How is the similarity Index calculated for each of the reports?
The similarity index does not change when viewing different report modes. To calculate the Similarity Index, our system first makes a digital fingerprint of the submitted document’s text and searches it against each of the repositories selected to be searched against within the system. Then once the document is scanned against the selected content repositories our system takes the # of matching words our system found within the document and divides it by the document's total word count to produce the Similarity Index percentage for the report.
If exclusion options are applied to the document our system would recalculate the similarity index percentage and remove all matches that the exclusion option logic excluded from the report.

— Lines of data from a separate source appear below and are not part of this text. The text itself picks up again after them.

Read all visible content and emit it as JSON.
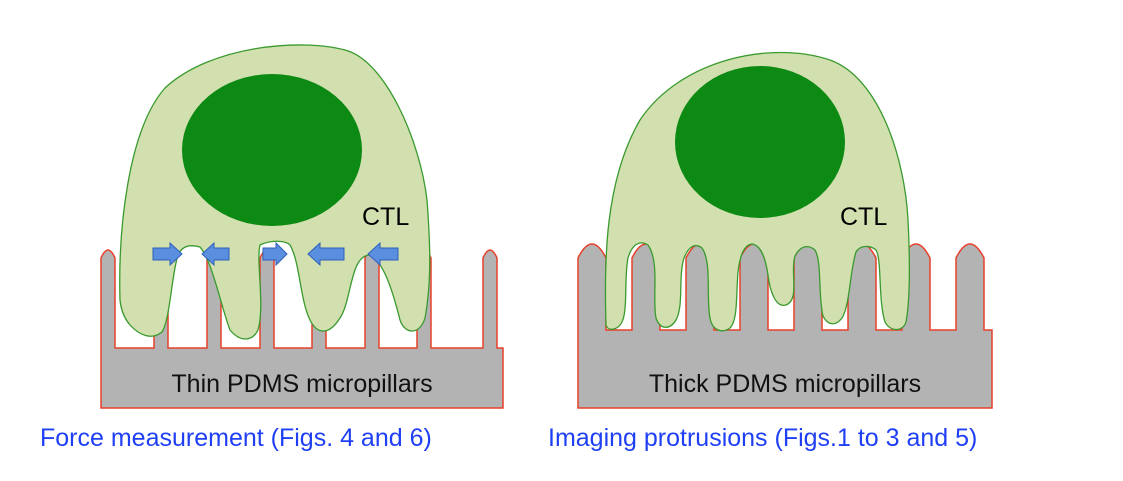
{
  "left_panel": {
    "cell_label": "CTL",
    "substrate_label": "Thin PDMS micropillars",
    "caption": "Force measurement (Figs. 4 and 6)"
  },
  "right_panel": {
    "cell_label": "CTL",
    "substrate_label": "Thick PDMS micropillars",
    "caption": "Imaging protrusions (Figs.1 to 3 and 5)"
  },
  "colors": {
    "cell_body": "#d2e0b0",
    "cell_outline": "#3a9a2e",
    "nucleus": "#0d8a13",
    "pillar": "#b3b3b3",
    "pillar_outline": "#e8402a",
    "force_arrow": "#5a8fe0",
    "caption_text": "#1f3ff5"
  },
  "icons": {
    "force_arrow": "arrow-icon"
  }
}
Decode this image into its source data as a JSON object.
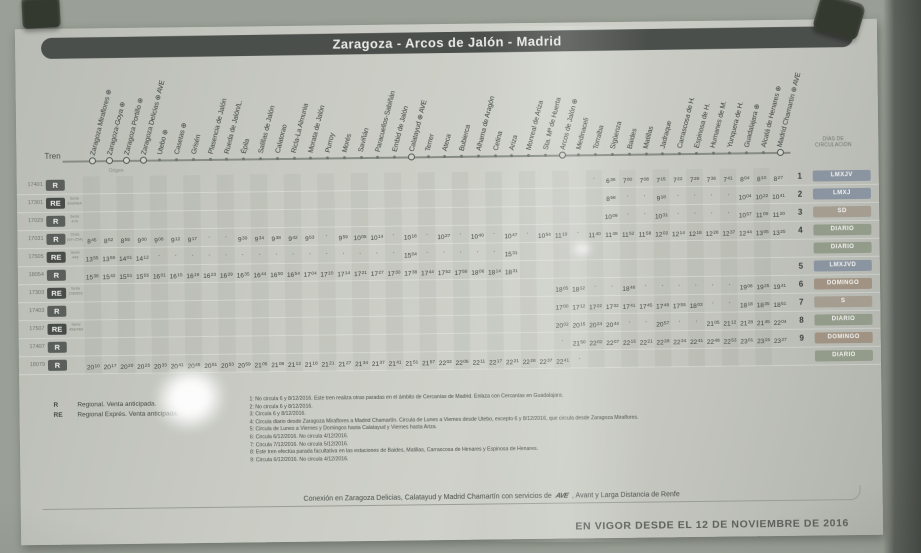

How is the Similarity Report constructed? What matches get hidden by other matches?
As much of the information surrounding the Similarity Report is proprietary, the following is a brief description of how the report is constructed. A document submission is converted into what we refer to as a digital fingerprint that our system then uses to search against our content databases using our proprietary algorithm. Our system then paints the document with highlights for each section of text that matches a source within our repositories. What our system deems to be the best matches to the sections of text are listed in the report sidebar. Although the best matches are listed there may be hundreds to thousands of other sources that match the document’s text. These underlying sources are listed in the Content Tracking mode.
What if two sources have the exact same amount of matching text; which source would be displayed in the Similarity Report as a best match?
This entirely depends on which repository the document matched to. For example if two internet sources were found to match the identical section of text, the most recently crawled internet source would be displayed as the best match. If an internet source and a publication source were found to match an identical section of text, the publication source would be displayed as the top match.